I am working with a pre-fitted sklearn-based taxonomy classifier. I am wondering how exactly taxon identities are assigned to the sequences. In other classifiers there is an option to reject the match if percent identity to query is lower than a given value [0.0, 1.0].
similar to
–p-perc-identity FLOAT in the BLAST+ consensus taxonomy classifier
Turns out it always helps to read something about the underlying concept before using a method! Not that I understand the sklearn-based taxonomy classifier yet but I get that its not alignment based.
Blockchain: a public ledger with an incentives problem
Selection sort: keep picking the smallest value until you have all the values
classify-consensus-blast: find the top database hits and take their common levels
classify-consensus-vsearch: find the top database hits and take their common levels
I want to acknowledge that these summaries are only one-sentense because we have domain knowledge. We don't specify how our ledger is public or how we find top hits in our database.

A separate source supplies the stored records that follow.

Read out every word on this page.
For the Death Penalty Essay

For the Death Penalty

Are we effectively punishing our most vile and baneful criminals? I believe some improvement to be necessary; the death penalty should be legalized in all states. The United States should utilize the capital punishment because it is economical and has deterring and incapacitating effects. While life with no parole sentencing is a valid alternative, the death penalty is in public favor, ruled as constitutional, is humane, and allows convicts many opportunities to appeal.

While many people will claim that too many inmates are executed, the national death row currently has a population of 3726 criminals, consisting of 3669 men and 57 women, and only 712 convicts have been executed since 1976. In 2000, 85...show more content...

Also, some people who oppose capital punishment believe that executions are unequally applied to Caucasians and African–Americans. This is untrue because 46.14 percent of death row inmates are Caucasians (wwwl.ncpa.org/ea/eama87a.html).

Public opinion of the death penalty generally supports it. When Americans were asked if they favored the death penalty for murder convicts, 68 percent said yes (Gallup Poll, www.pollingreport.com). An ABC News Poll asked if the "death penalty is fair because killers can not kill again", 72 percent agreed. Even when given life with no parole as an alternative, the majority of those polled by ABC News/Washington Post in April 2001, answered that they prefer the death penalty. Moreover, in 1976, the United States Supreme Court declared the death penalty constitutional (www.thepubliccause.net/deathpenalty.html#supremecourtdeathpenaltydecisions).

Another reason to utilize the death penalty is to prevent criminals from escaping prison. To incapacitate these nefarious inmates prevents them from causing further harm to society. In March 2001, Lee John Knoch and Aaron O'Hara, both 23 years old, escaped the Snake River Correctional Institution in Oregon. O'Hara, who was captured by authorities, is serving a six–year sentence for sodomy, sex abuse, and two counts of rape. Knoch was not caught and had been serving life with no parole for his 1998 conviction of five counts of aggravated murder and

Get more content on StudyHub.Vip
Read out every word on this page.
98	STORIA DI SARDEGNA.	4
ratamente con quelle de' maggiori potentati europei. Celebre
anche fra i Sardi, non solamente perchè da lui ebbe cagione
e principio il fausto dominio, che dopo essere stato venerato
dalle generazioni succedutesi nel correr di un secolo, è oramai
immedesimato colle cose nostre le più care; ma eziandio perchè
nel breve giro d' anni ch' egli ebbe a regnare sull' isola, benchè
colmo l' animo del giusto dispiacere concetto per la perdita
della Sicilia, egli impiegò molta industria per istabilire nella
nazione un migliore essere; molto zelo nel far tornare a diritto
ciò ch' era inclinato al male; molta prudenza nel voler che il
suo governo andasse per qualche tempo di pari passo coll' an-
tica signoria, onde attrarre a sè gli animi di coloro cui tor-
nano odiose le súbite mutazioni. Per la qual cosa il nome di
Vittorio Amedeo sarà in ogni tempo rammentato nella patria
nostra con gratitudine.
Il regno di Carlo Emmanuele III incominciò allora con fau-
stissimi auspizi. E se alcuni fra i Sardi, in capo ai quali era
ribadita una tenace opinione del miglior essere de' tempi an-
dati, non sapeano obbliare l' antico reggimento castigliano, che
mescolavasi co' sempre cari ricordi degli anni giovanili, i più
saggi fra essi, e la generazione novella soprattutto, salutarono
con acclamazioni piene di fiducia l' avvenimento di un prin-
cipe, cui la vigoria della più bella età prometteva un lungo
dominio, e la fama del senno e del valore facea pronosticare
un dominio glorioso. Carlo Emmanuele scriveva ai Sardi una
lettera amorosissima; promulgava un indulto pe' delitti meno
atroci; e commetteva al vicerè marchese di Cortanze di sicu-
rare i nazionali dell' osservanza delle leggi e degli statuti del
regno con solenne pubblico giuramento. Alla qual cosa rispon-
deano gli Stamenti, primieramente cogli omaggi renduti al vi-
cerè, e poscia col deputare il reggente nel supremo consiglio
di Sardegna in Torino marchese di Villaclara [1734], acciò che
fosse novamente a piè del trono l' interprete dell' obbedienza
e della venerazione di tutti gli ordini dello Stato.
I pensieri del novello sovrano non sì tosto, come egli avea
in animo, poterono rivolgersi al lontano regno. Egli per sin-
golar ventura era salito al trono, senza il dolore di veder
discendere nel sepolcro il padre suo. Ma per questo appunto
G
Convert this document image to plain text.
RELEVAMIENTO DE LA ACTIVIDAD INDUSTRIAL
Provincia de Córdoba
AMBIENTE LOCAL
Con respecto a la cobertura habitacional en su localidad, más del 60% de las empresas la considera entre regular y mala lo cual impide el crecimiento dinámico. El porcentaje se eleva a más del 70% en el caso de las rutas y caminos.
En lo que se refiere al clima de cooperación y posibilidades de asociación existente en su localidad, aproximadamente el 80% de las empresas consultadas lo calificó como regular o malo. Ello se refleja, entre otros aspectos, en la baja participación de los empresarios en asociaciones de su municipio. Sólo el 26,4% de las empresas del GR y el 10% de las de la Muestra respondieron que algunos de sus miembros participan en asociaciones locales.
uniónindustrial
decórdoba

Still, these short summaries are the hook, so that we can start exploring the details and understand the implications. Like, you can instantly see that the blast and vsearch methods are really similar, and might wonder what happens if your database doesn't have any hits. Now that's a pretty good way to start a conversation!
That's pretty good! How does classify-sklearn's use of kmers compare to Wang k-mer classifier implemented in RDP and also Mothur? Is it the same algorithm, just implemented using scikit-learn?